In healthy men, giving a dose of growth hormone (GH) does not stop the GH‑boosting effect of the peptide hexarelin (a close relative of GHRP‑6). Even after a GH injection, hexarelin still caused a strong rise in blood GH levels, likely because it blocks somatostatin, the hormone that normally tells the pituitary to stop making GH.

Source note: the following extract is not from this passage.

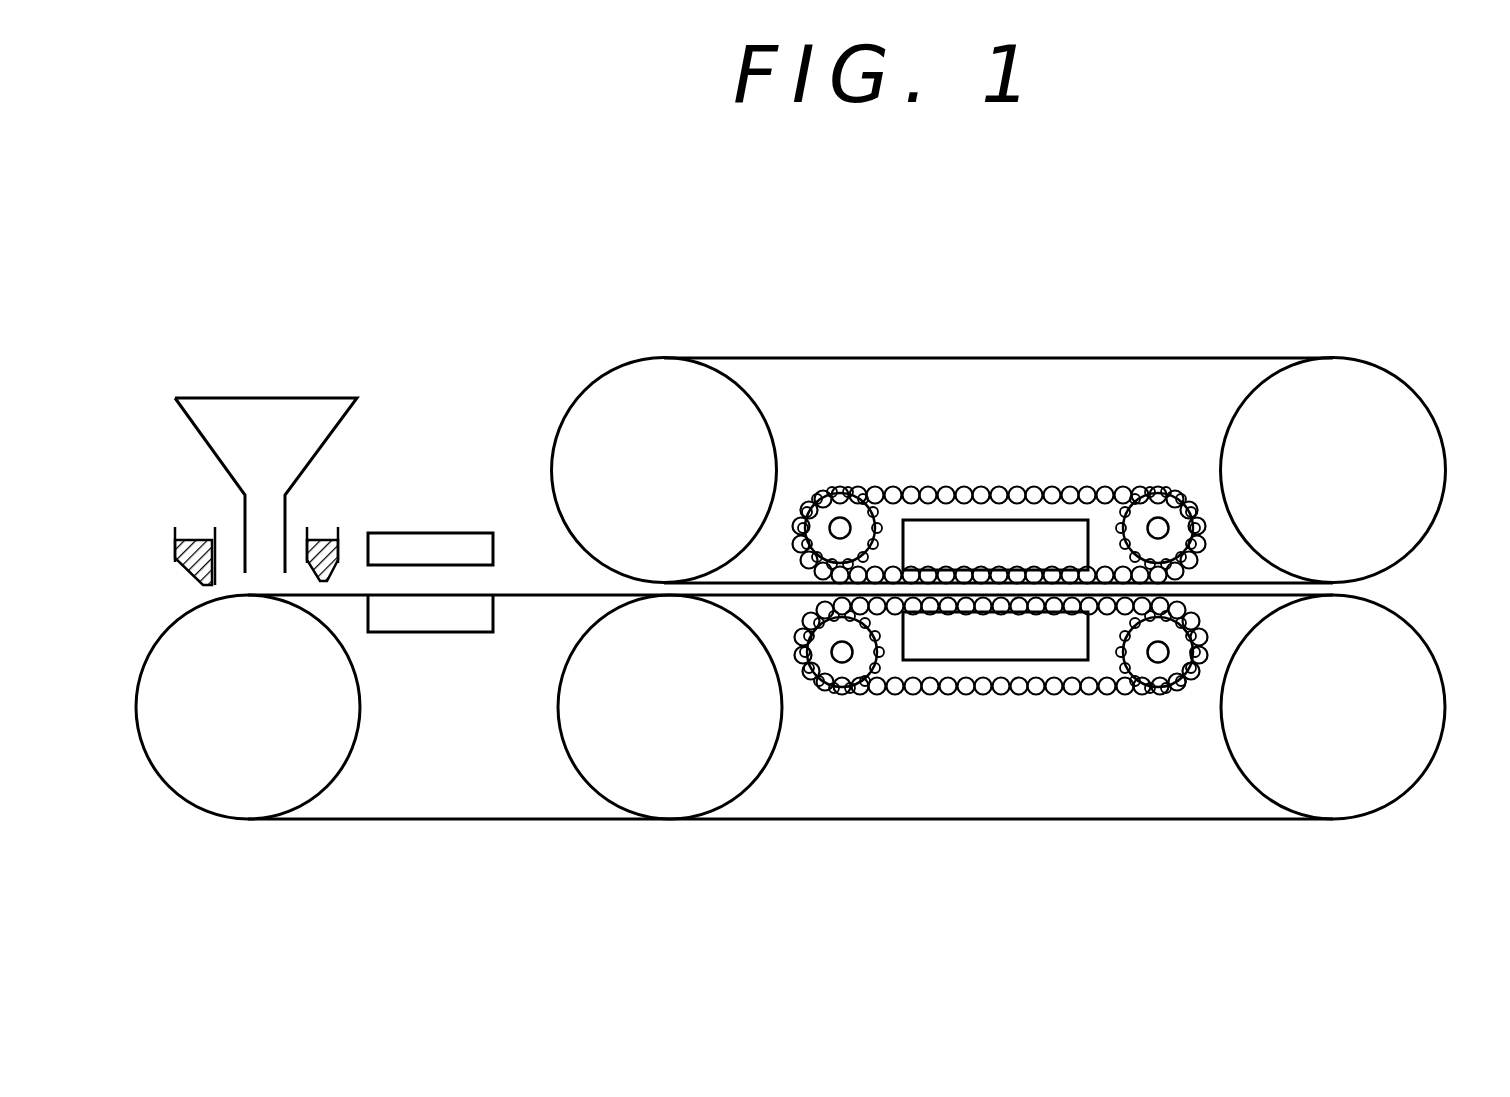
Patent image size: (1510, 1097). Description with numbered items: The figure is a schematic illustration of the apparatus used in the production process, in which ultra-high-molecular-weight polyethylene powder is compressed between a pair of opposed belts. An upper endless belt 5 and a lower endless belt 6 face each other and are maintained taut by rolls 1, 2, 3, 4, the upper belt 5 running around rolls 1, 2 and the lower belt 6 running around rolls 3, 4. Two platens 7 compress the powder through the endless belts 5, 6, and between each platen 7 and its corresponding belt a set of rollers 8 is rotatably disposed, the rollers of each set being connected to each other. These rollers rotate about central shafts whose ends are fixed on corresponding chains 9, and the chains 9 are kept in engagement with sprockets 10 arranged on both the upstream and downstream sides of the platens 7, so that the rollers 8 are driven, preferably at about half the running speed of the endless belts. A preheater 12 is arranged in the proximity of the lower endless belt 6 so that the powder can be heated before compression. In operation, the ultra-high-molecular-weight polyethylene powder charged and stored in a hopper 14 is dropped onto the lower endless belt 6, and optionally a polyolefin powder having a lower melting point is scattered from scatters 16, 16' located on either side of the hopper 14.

Administration of exogenous human growth hormone (GH) blunts the GH response to physiological as well as pharmacological stimuli, including GH-releasing hormone (GHRH). Hexarelin (Hex) is a new synthetic GH-releasing peptide (GHRP) similar to GHRP-6 with potent GH-releasing activity in animals and men. To determine whether the short-term administration of GH inhibits the Hex-induced GH release, we measured the GH response to Hex (2 micrograms/kg iv) in five normal adult males (age 26-32 yr) three h after an iv bolus of rhGH (2 IU) or saline. Mean incremental change of serum GH from value at time 0 was 47.5 +/- 5.5 and 41.5 +/- 4.1 micrograms/l after saline + Hex and GH + Hex, respectively. Mean incremental area under the curve over baseline was 3216 +/- 586 and 3735 +/- 506 micrograms.min.1 after saline + Hex and GH + Hex, respectively. One of the proposed mechanism of action of GHRPs is to serve as functional somatostatin (SRIH) antagonists, and it is known that GH feeds backs on the hypothalamus to stimulate SRIH release. Therefore, we speculate that antagonisms of SRIH function by Hex prevented the inhibitory effect of exogenous GH, thus lending further support to the hypotheses that SRIH is involved in the feedback regulation of GH secretion, and that GHRPs action involves inhibition of SRIH function.